Costin Raiu: Well, obviously we have been just standing and we are now working on new technologies design to control this kind of attacks. For instance we do thing that’s the one of the most promising technologies, is sandboxing. Through sandboxing is possible to isolate a targeted attack inside the restricted environment. That means that the cybercriminals will not have access to your full computer, your full documents and to the servers inside your company. So, sandboxing is one of the options, so we are also working on proactive detection technologies which will allow us to catch these attacks as they are happening. So, in every security company, in every product there is a layered approach to security. So, the first line of defense is traditional definitions, traditional signatures and then we have heuristics, genetics, the second layer and the third layer should be sandboxing and proactive technologies meaning. Imagine that you get infected with totally unknown malware that is not detected by the conventional signatures; it’s not dictated by the heuristics. But then the program, the security program sees that these new malware that is unknown is trying to access private documents on your hard drive; it is trying to daze them and send them to a FTP server in China, that’s definitely suspicious. So we are working on technologies which will look for this kind of suspicious behavior and they will attempt to block these activities in the third layer of defense. And that will allow us to protect our users even against unknown targeted attacks.

Sergey Novikov: Do you think we have the proper laws for such cases? What else is needed?

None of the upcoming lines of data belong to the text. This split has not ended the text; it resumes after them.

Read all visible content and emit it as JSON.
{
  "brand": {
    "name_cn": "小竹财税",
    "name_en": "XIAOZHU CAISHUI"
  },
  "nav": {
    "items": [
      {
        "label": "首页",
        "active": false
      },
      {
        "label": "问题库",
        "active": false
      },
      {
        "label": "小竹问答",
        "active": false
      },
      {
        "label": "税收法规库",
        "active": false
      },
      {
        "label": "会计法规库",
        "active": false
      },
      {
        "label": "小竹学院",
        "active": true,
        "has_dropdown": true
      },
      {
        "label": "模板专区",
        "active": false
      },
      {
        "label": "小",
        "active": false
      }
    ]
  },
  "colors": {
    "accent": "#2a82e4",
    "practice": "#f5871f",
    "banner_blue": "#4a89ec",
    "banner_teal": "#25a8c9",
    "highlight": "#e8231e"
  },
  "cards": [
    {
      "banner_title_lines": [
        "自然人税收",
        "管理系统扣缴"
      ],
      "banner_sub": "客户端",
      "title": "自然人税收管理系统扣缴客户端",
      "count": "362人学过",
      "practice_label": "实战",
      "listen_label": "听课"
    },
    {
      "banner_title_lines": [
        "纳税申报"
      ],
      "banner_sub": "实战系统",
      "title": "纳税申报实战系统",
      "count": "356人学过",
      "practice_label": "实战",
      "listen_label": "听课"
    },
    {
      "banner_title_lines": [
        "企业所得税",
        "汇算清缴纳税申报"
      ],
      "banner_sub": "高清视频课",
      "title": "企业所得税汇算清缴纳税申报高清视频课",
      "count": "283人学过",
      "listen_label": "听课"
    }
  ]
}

Magnus Kalkuhl: Well, actually of course targeted attacks are forbidden in every country, so laws could not change anything about the attack itself but laws can be important to protect, for example customers of an infected company. And, so in come companies, in some countries it’s required by law that targeted company, if they find out about the attack, they need to inform the customers about the incident and in some other countries this is not required. And I think that in general of course it’s good if the company is forced to tell the customers if it was under attack because if credit card data got stolen or any other private personal data, at least the customers should know about it. So, they can take whatever they think it’s useful to protect themselves.

Sergey Novikov: So thank you very much Costin and thank you Magnus. I think we have very useful information today and now I’m sure that you know how to protect targeted attacks. Thank you.